Logo
>

IHSG Mantap Tembus 8.100: Bursa Asia Variatif, Eropa Optimis

IHSG menembus level 8.100 dengan semua sektor menghijau, dipimpin basic industry. Namun pasar global masih dibayangi inflasi AS dan potensi shutdown pemerintah.

Ditulis oleh Yunila Wati
IHSG Mantap Tembus 8.100: Bursa Asia Variatif, Eropa Optimis
Performa IHSG sebelum menyentuh level 8.100. Foto: KabarBursa.com/Desty Luthfiani.

KABARBURSA.COM - Indeks Harga Saham Gabungan (IHSG) kembali menunjukkan performa impresif pada akhir perdagangan Selasa, 23 September 2025, dengan melompat 85 poin atau setara 1,06 persen ke posisi 8.125. 

Lonjakan ini menandai pencapaian baru setelah IHSG mampu bertahan di atas level psikologis 8.100, sekaligus mengindikasikan sentimen optimisme investor domestik yang cukup solid. Aktivitas perdagangan juga terbilang semarak, dengan volume mencapai 613,54 juta lot saham senilai Rp31,65 triliun.

Kenaikan indeks kali ini ditopang oleh kekuatan hampir semua sektor, di mana basic industry menjadi bintang utama dengan penguatan 2,78 persen. 

Saham-saham tambang mineral dan energi mendominasi daftar top gainers, di antaranya BRMS, JARR, SKBM, SPMA, FISH, ITIC, dan GPSO. Sementara itu, saham-saham teraktif didominasi oleh emiten besar seperti BUMI, HMSP, CDIA, BRMS, CPRO, MINA, dan BRPT. 

Pergerakan ini menandakan adanya rotasi modal yang mengalir ke sektor-sektor siklikal yang sensitif terhadap momentum harga komoditas.

Hang Seng Turun, Kospi Bergerak Tipis

Namun, euforia IHSG tampak berlawanan dengan dinamika bursa Asia yang justru bergerak variatif. Sejumlah indeks Tiongkok seperti Shanghai Composite, Shenzhen Component, dan CSI300 kompak melemah tipis antara 0,06 persen hingga 0,29 persen. 

Tekanan juga terasa di Hang Seng Hong Kong yang turun 0,70 persen, dipengaruhi minimnya volume perdagangan akibat libur di Jepang dan potensi gangguan cuaca. 

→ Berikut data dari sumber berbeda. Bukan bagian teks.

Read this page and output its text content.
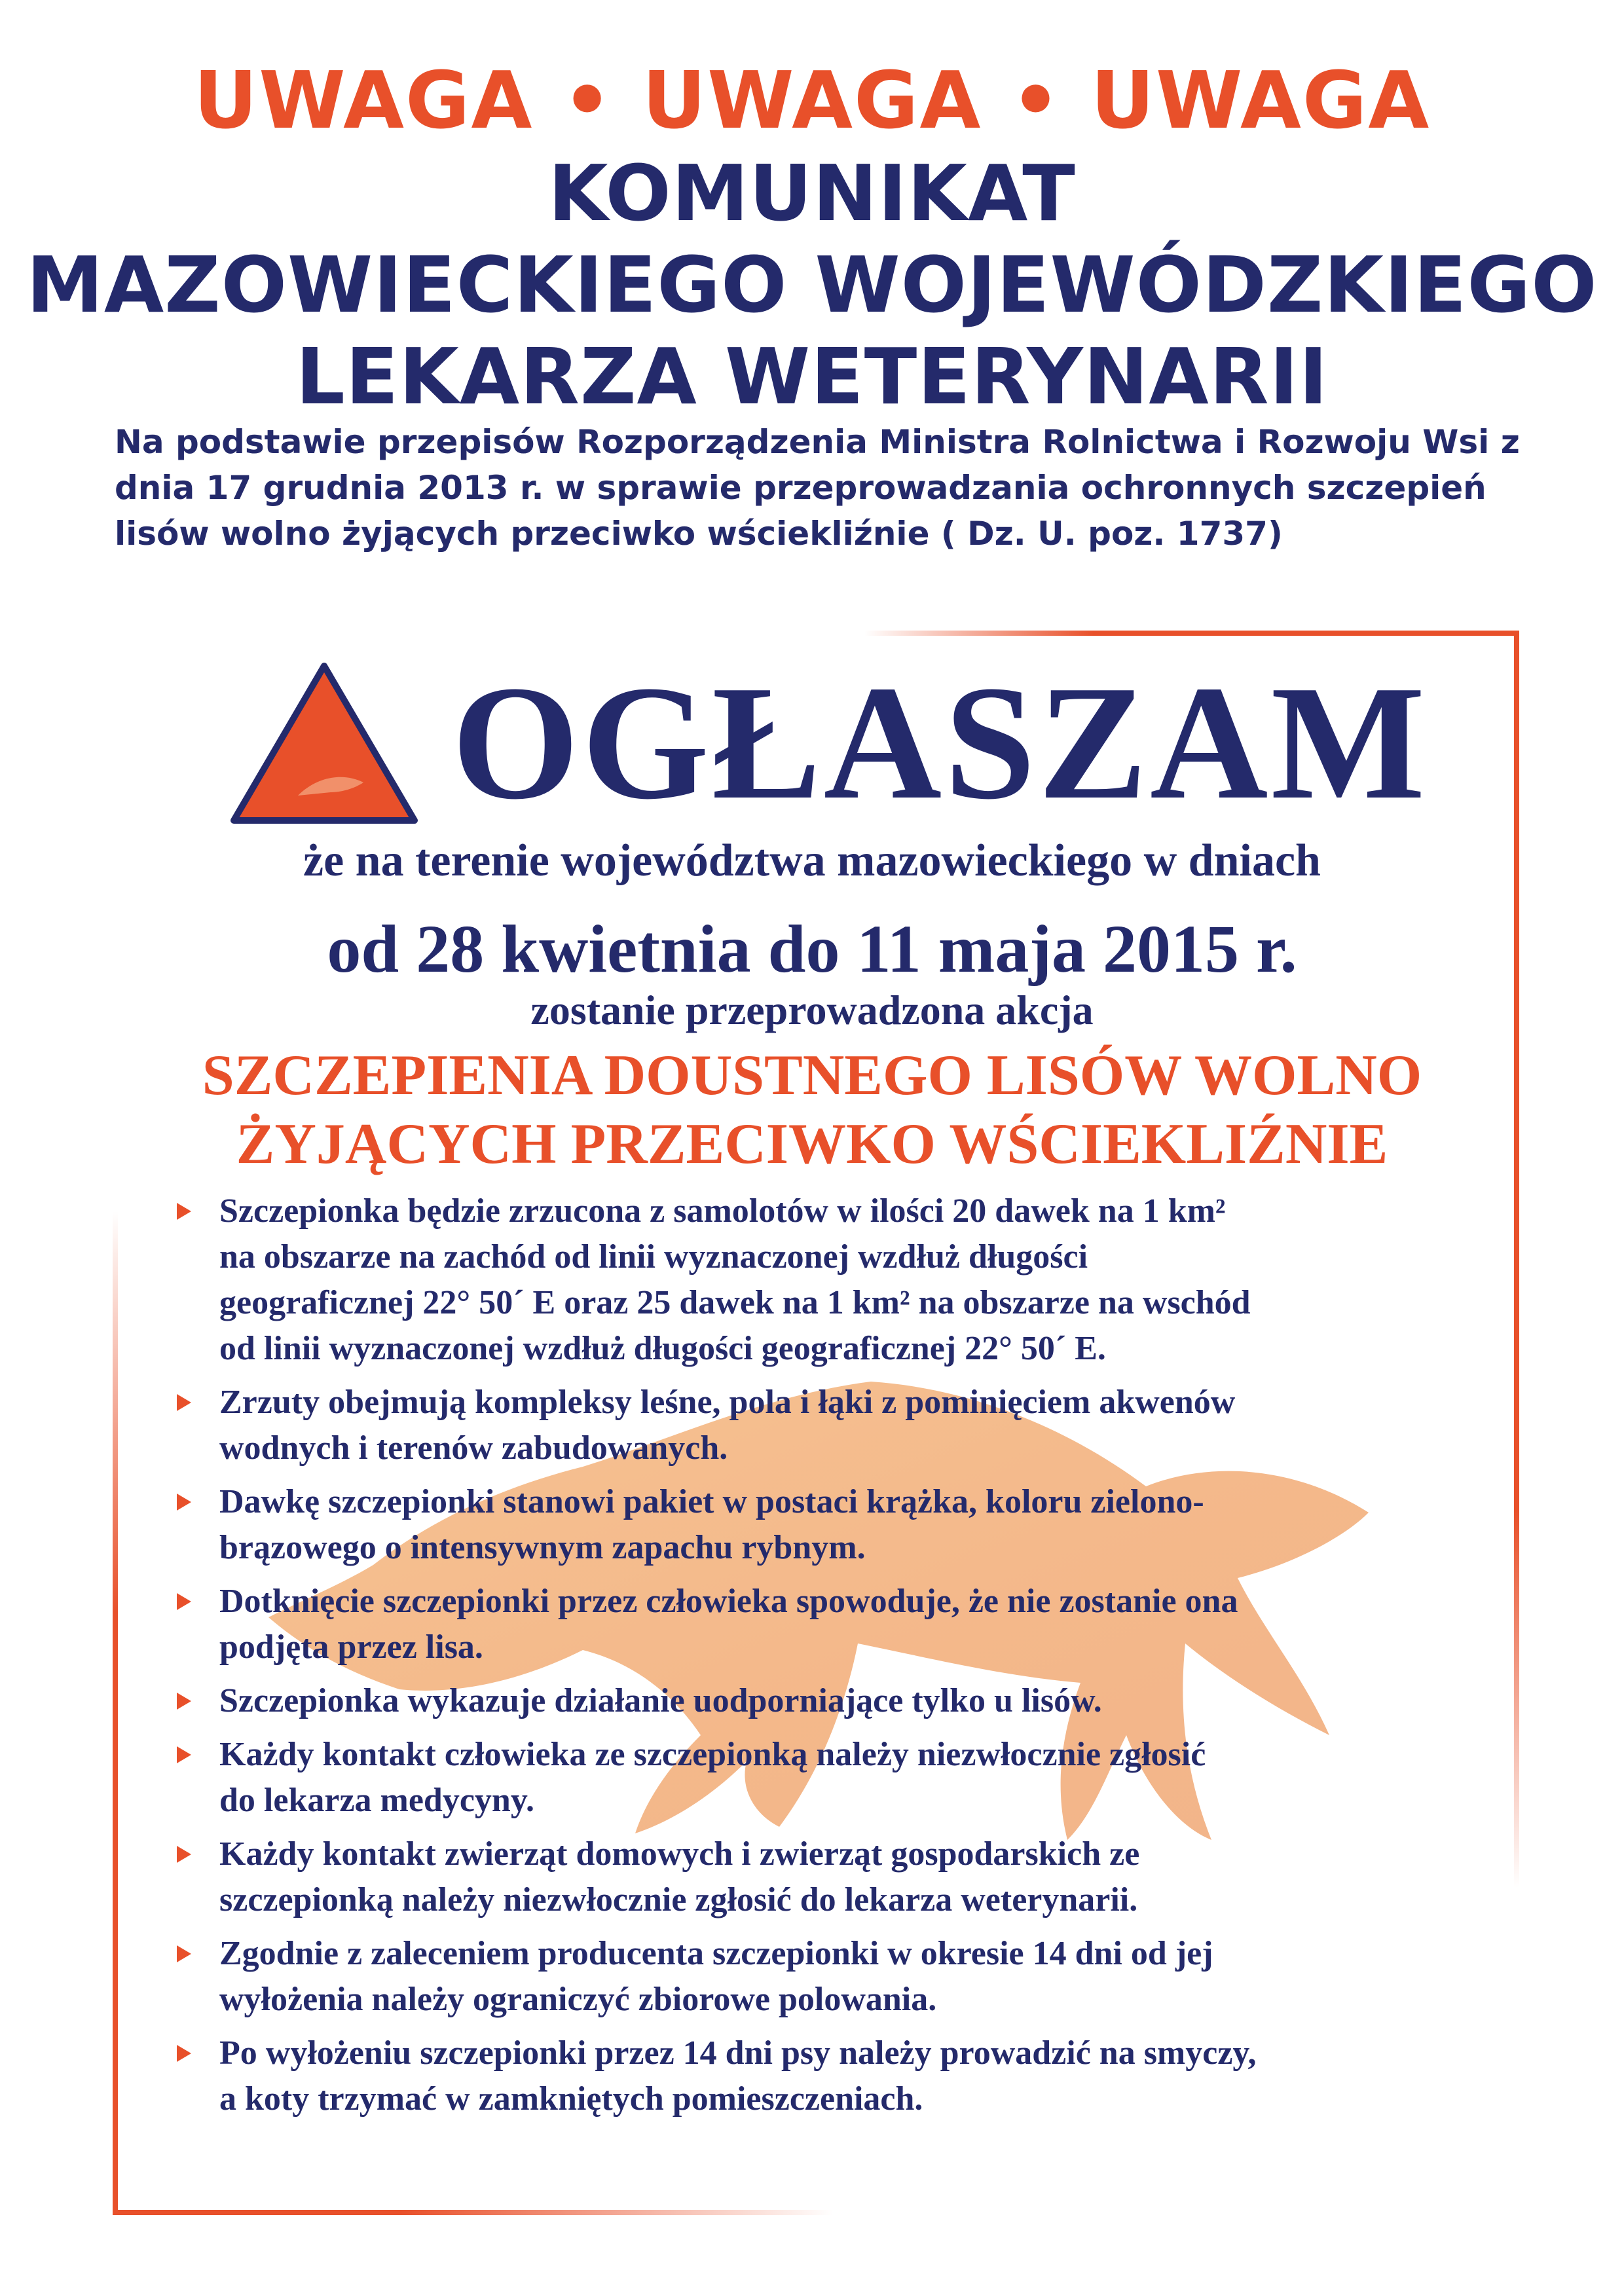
UWAGA • UWAGA • UWAGA
KOMUNIKAT
MAZOWIECKIEGO WOJEWÓDZKIEGO
LEKARZA WETERYNARII
Na podstawie przepisów Rozporządzenia Ministra Rolnictwa i Rozwoju Wsi z
dnia 17 grudnia 2013 r. w sprawie przeprowadzania ochronnych szczepień
lisów wolno żyjących przeciwko wściekliźnie ( Dz. U. poz. 1737)
OGŁASZAM
że na terenie województwa mazowieckiego w dniach
od 28 kwietnia do 11 maja 2015 r.
zostanie przeprowadzona akcja
SZCZEPIENIA DOUSTNEGO LISÓW WOLNO
ŻYJĄCYCH PRZECIWKO WŚCIEKLIŹNIE
Szczepionka będzie zrzucona z samolotów w ilości 20 dawek na 1 km²
na obszarze na zachód od linii wyznaczonej wzdłuż długości
geograficznej 22° 50´ E oraz 25 dawek na 1 km² na obszarze na wschód
od linii wyznaczonej wzdłuż długości geograficznej 22° 50´ E.
Zrzuty obejmują kompleksy leśne, pola i łąki z pominięciem akwenów
wodnych i terenów zabudowanych.
Dawkę szczepionki stanowi pakiet w postaci krążka, koloru zielono-
brązowego o intensywnym zapachu rybnym.
Dotknięcie szczepionki przez człowieka spowoduje, że nie zostanie ona
podjęta przez lisa.
Szczepionka wykazuje działanie uodporniające tylko u lisów.
Każdy kontakt człowieka ze szczepionką należy niezwłocznie zgłosić
do lekarza medycyny.
Każdy kontakt zwierząt domowych i zwierząt gospodarskich ze
szczepionką należy niezwłocznie zgłosić do lekarza weterynarii.
Zgodnie z zaleceniem producenta szczepionki w okresie 14 dni od jej
wyłożenia należy ograniczyć zbiorowe polowania.
Po wyłożeniu szczepionki przez 14 dni psy należy prowadzić na smyczy,
a koty trzymać w zamkniętych pomieszczeniach.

Sebaliknya, bursa Korea Selatan (Kospi), Taiwan (Taiex), dan Australia (ASX200) justru bergerak positif dengan kenaikan masing-masing 0,51 persen, 1,42 persen, dan 0,40 persen. Kondisi ini memperlihatkan bahwa pasar Asia masih dibayangi sikap hati-hati investor global yang menanti rilis data inflasi Amerika Serikat, khususnya indeks pengeluaran konsumsi pribadi (PCE) yang menjadi ukuran utama The Fed.

Rupiah Terkoreksi 0,46 Persen

Dari sisi mata uang Asia, tren pelemahan juga masih mewarnai. Rupiah turun 0,46 persen ke posisi Rp16.687 per dolar AS, sejalan dengan pelemahan Rupee India dan Baht Thailand. Sebaliknya, Yuan China mencatat penguatan tipis 0,02 persen, sementara Yen Jepang relatif stagnan. 

Pelemahan kurs mayoritas Asia ini mengindikasikan masih kuatnya permintaan dolar AS, terutama menjelang data inflasi yang bisa mempertegas arah kebijakan suku bunga The Fed.

Pasar Eropa Dibuka Menghijau

Sementara itu, pasar Eropa justru dibuka dengan sentimen lebih optimistis, mengikuti reli di Wall Street. Indeks Stoxx 600 naik 0,3 persen di London dengan mayoritas sektor menghijau. 

Indeks utama bursa Eropa, seperti DAX Jerman, FTSE Inggris, dan CAC Prancis, kompak menguat masing-masing 0,56 persen, 0,28 persen, dan 0,64 persen.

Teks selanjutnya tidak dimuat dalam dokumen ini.